The superstructure is a prefabricated loadbearing frame of cross-laminated timber (CLT) floors, walls and roof, which is renewably sourced, low in embodied carbon and can be assembled quickly and efficiently.

Finishes and materiality respond to either a street or garden condition, with new buildings faced in brickwork and tiles, creating a variety of tones and textures over a range of scales. 

Details such as ornamental ironwork celebrate the Arts and Crafts tradition of making and craftsmanship, characteristic of the conservation area. Windows are designed with sustainability in mind; they balance optimum daylight levels while avoiding overheating, both now and in years to come. 

St Edmund Hall Norham Gardens Development - Interior
St Edmund Hall Norham Gardens Development – Interior

The Norham Gardens development will exemplify sustainability, moving the college towards becoming net zero carbon in operation, with the reuse of salvaged building materials where possible and the use of low embodied carbon materials from inside to out. 

New buildings are designed to Passivhaus principles, and the existing Victorian villa is retrofitted to an equivalent low-energy EnerPhit standard. A high-performing building fabric leads to user comfort and negates the need to ‘top up’ heating or cooling over the course of the year. 

This, combined with the introduction of renewables on site, such as bi-solar semi-intensive green roofs and air source heat pumps, means the scheme requires little operational energy, reducing running and maintenance costs and freeing up resources for the college and its student body.

The proposal also creates a resilient landscape that supports change, sustaining and developing rich biodiversity throughout its lifetime. 

The main front entrance of Norham Gardens is clearly defined and animated by new landscaping, with space for cycle parking and a warden’s office. The scheme re-introduces gaps between the building frontage, adding to the ‘planned openness’ characteristic of the NOVSCA by structuring views to University Parks and beyond. 

To the rear, a cloister garden acts as a convivial outdoor room for study and socialising. Mature trees will be preserved, and an ecology pond and rainwater harvesting will encourage and support a range of flora and fauna.

Imbued with strong biophilic qualities, through revealed views of nature, unexpected encounters and contrast between light and shade, the rejuvenated site will support the psychological health and well-being of the academic community.

Founded in 1278, St Edmund Hall is one of Oxford’s oldest colleges. Until 1957 it was the only surviving Hall, the medieval halls originally being the hostels or ‘hosipitia’ rented by Masters to keep students as lodgers and teach them on the premises. 

Today, St Edmund is known as ‘Teddy Hall’ and combines deep historic roots with a commitment to modernising the life of the college through a culture of inclusion, diversity and sustainability.

Despite being one of the physically smallest Oxford colleges, St Edmund Hall has become one of the largest and most diverse academic cohorts, with around 400 undergraduate students and some 300 postgraduates from over 60 countries. 

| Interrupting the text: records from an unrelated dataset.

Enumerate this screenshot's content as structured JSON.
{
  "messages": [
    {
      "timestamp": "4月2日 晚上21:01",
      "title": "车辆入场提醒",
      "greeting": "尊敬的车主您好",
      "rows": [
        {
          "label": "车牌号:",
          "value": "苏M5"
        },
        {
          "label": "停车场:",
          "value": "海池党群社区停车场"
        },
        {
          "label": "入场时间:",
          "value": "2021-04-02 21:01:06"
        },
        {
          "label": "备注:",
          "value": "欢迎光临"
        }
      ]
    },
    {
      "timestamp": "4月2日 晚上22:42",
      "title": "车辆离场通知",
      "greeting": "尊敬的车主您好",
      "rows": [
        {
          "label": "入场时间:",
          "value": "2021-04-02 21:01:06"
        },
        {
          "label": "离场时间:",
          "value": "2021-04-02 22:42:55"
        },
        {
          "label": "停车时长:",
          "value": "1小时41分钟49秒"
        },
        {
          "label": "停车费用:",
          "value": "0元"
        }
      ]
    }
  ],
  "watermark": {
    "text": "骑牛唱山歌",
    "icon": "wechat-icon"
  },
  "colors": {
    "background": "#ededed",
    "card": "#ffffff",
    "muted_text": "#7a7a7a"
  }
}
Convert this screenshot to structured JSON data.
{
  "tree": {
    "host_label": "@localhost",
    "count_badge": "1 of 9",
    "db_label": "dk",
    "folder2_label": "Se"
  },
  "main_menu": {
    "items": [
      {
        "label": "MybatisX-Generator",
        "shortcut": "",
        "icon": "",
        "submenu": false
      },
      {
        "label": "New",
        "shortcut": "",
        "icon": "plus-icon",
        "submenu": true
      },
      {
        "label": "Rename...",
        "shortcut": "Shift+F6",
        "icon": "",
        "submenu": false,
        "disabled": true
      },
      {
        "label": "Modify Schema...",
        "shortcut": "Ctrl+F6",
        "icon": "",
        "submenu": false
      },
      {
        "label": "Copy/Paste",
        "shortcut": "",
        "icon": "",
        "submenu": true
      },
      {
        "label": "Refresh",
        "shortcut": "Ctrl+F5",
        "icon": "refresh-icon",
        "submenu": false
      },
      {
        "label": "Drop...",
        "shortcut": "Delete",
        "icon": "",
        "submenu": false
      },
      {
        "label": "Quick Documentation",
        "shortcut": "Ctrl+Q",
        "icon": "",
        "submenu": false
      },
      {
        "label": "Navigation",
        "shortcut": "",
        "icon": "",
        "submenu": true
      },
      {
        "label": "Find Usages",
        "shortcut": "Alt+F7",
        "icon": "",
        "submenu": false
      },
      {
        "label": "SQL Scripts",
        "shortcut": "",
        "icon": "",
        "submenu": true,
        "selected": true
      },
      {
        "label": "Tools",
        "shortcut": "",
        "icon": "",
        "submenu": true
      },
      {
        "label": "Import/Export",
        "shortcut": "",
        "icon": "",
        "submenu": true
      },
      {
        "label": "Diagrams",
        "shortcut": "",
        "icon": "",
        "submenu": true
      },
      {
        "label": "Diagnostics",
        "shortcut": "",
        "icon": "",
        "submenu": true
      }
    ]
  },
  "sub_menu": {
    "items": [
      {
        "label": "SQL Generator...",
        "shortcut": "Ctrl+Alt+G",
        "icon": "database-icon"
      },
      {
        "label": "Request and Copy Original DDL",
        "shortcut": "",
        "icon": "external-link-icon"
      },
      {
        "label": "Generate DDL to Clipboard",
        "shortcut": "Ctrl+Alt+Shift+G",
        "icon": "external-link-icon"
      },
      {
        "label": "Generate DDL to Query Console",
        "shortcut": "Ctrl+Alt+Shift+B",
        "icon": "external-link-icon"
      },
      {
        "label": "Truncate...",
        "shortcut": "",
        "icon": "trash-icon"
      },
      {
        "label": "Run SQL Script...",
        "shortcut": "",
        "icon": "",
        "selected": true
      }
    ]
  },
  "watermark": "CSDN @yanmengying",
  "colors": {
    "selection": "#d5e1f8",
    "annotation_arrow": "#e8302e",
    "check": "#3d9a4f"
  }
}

St Edmund Hall’s current Principal is Professor Baroness Katherine Willis, CBE, Professor of Biodiversity in the Department of Zoology, Oxford University, and former Director of Science at the Royal Botanic Gardens, Kew, who has been in post since October 2018.

Founded by Clare and Sandy Wright in 1994, Wright & Wright Architects is an award-winning practice based in north London. Its buildings are always a considered response to context, adding to and enriching the historical continuum with subtle but distinctly modern interventions. 

The practice has a particular interest in working with historic structures and researching the meaning and evolution of sites over time. Specialising in buildings for culture and education, Wright & Wright’s Clients have included St John’s College, Oxford, Magdalen College, Oxford, the V&A, Royal College of Art and the National Gallery. 

Recent projects include remodelling the Museum of the Home in Hoxton and a new library and archive for the Church of England at Lambeth Palace.